Note: this was not intended as an article, but the linkedin update character limit forced my hand. Below is not as polished as I would like. If this content helps you in any way shape or form, please leave a comment to share your learning! Previously posted on linkedin here.
As Mike writes in his provocative linkedin article “RIP Agile Coach – Why The “Agile Coach” Needs To Go Away”, we can dream of a world where operational coaching is no longer needed… But we are not there yet. Not by a long shot. Also, (SPOILER ALERT) the author states that Agile Coaching on the executive and other management levels are still sorely needed. So yeah, please go away Agile Coach and leave us be in our (fr)agile improvement theatres. Side note: the need and market for management coaching is reflected in a growing interest in PAL-E and other leadership courses at Prowareness & Scrum.org among others as well as the GRIP framework.

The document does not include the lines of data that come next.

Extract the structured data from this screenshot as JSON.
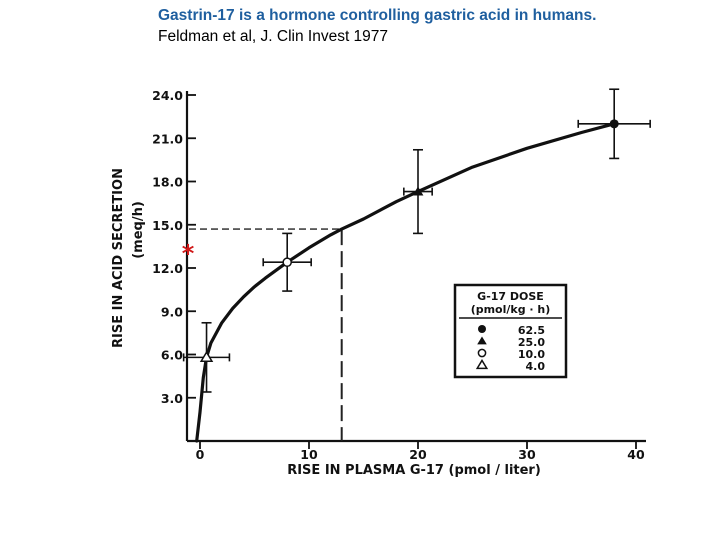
{
  "slide": {
    "title": "Gastrin-17 is a hormone controlling gastric acid in humans.",
    "citation": "Feldman et al, J. Clin Invest 1977"
  },
  "chart_data": {
    "type": "scatter",
    "xlabel": "RISE IN PLASMA G-17 (pmol / liter)",
    "ylabel": "RISE IN ACID SECRETION",
    "ylabel_unit": "(meq/h)",
    "xlim": [
      0,
      40
    ],
    "ylim": [
      0,
      24
    ],
    "x_ticks": [
      "0",
      "10",
      "20",
      "30",
      "40"
    ],
    "y_ticks": [
      "3.0",
      "6.0",
      "9.0",
      "12.0",
      "15.0",
      "18.0",
      "21.0",
      "24.0"
    ],
    "grid": false,
    "legend": {
      "title_line1": "G-17 DOSE",
      "title_line2": "(pmol/kg · h)",
      "placement": "lower-right",
      "entries": [
        {
          "marker": "filled-circle",
          "label": "62.5"
        },
        {
          "marker": "filled-triangle",
          "label": "25.0"
        },
        {
          "marker": "open-circle",
          "label": "10.0"
        },
        {
          "marker": "open-triangle",
          "label": "4.0"
        }
      ]
    },
    "points": [
      {
        "dose": "4.0",
        "marker": "open-triangle",
        "x": 0.6,
        "y": 5.8,
        "x_err": 2.1,
        "y_err": 2.4
      },
      {
        "dose": "10.0",
        "marker": "open-circle",
        "x": 8.0,
        "y": 12.4,
        "x_err": 2.2,
        "y_err": 2.0
      },
      {
        "dose": "25.0",
        "marker": "filled-triangle",
        "x": 20.0,
        "y": 17.3,
        "x_err": 1.3,
        "y_err": 2.9
      },
      {
        "dose": "62.5",
        "marker": "filled-circle",
        "x": 38.0,
        "y": 22.0,
        "x_err": 3.3,
        "y_err": 2.4
      }
    ],
    "fit_curve": [
      [
        -0.3,
        0
      ],
      [
        0,
        2.0
      ],
      [
        0.3,
        4.4
      ],
      [
        0.6,
        5.8
      ],
      [
        1,
        6.8
      ],
      [
        2,
        8.2
      ],
      [
        3,
        9.2
      ],
      [
        4,
        10.0
      ],
      [
        5,
        10.7
      ],
      [
        6,
        11.3
      ],
      [
        8,
        12.4
      ],
      [
        10,
        13.4
      ],
      [
        12,
        14.3
      ],
      [
        13,
        14.7
      ],
      [
        15,
        15.4
      ],
      [
        18,
        16.6
      ],
      [
        20,
        17.3
      ],
      [
        25,
        19.0
      ],
      [
        30,
        20.3
      ],
      [
        35,
        21.4
      ],
      [
        38,
        22.0
      ]
    ],
    "reference_lines": {
      "x": 13,
      "y": 14.7
    },
    "annotation": {
      "text": "*",
      "color": "#d01818",
      "y": 13.2
    }
  }
}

For now, many companies, mostly large ones, are still ramping up on Scrum or other agile initiatives (does Kanban count?). So there are a lot of new Scrum Teams and starting Scrum Masters that can benefit from coaching.
Two additional thoughts on that for Coaches, SM’s and clients alike
1. The coach should be coaching on two levels when working with Scrum Teams: direct, to get the team started and help them grow into their Scrum use swiftly AND indirect by coaching the SM to coach/teach/facilitate the rest of the team. Thus making sure that the SM also learns the coach part of the role and the Agile Coach can move on.

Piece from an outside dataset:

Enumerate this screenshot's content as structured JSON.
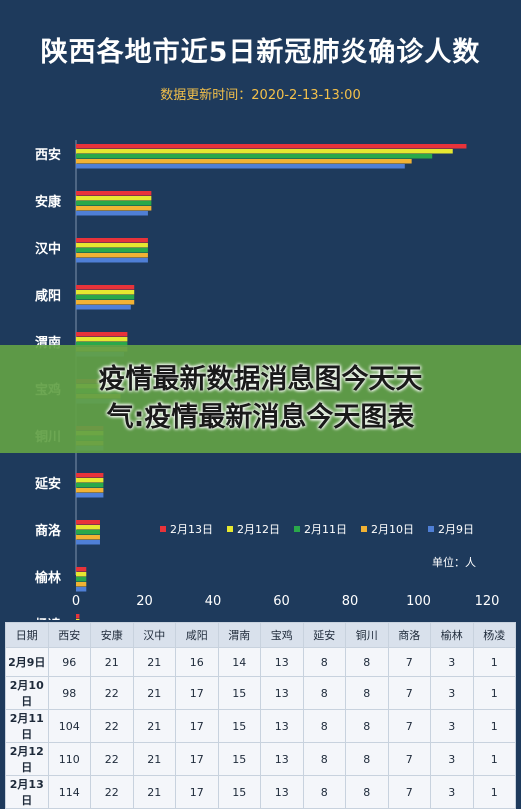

2. The Scrum Master should be able to embrace & apply a continuous improvement & continuous learning mindset for both themselves, their Scrum Team as well as their organisation. At least have the urge & will to. And have some grit & persistence to keep going!
What do YOU think? Agile Coaches should die in a fire, or can they be useful? I would love some examples of helpful vs damaging behaviour you experienced from Agile Coaches.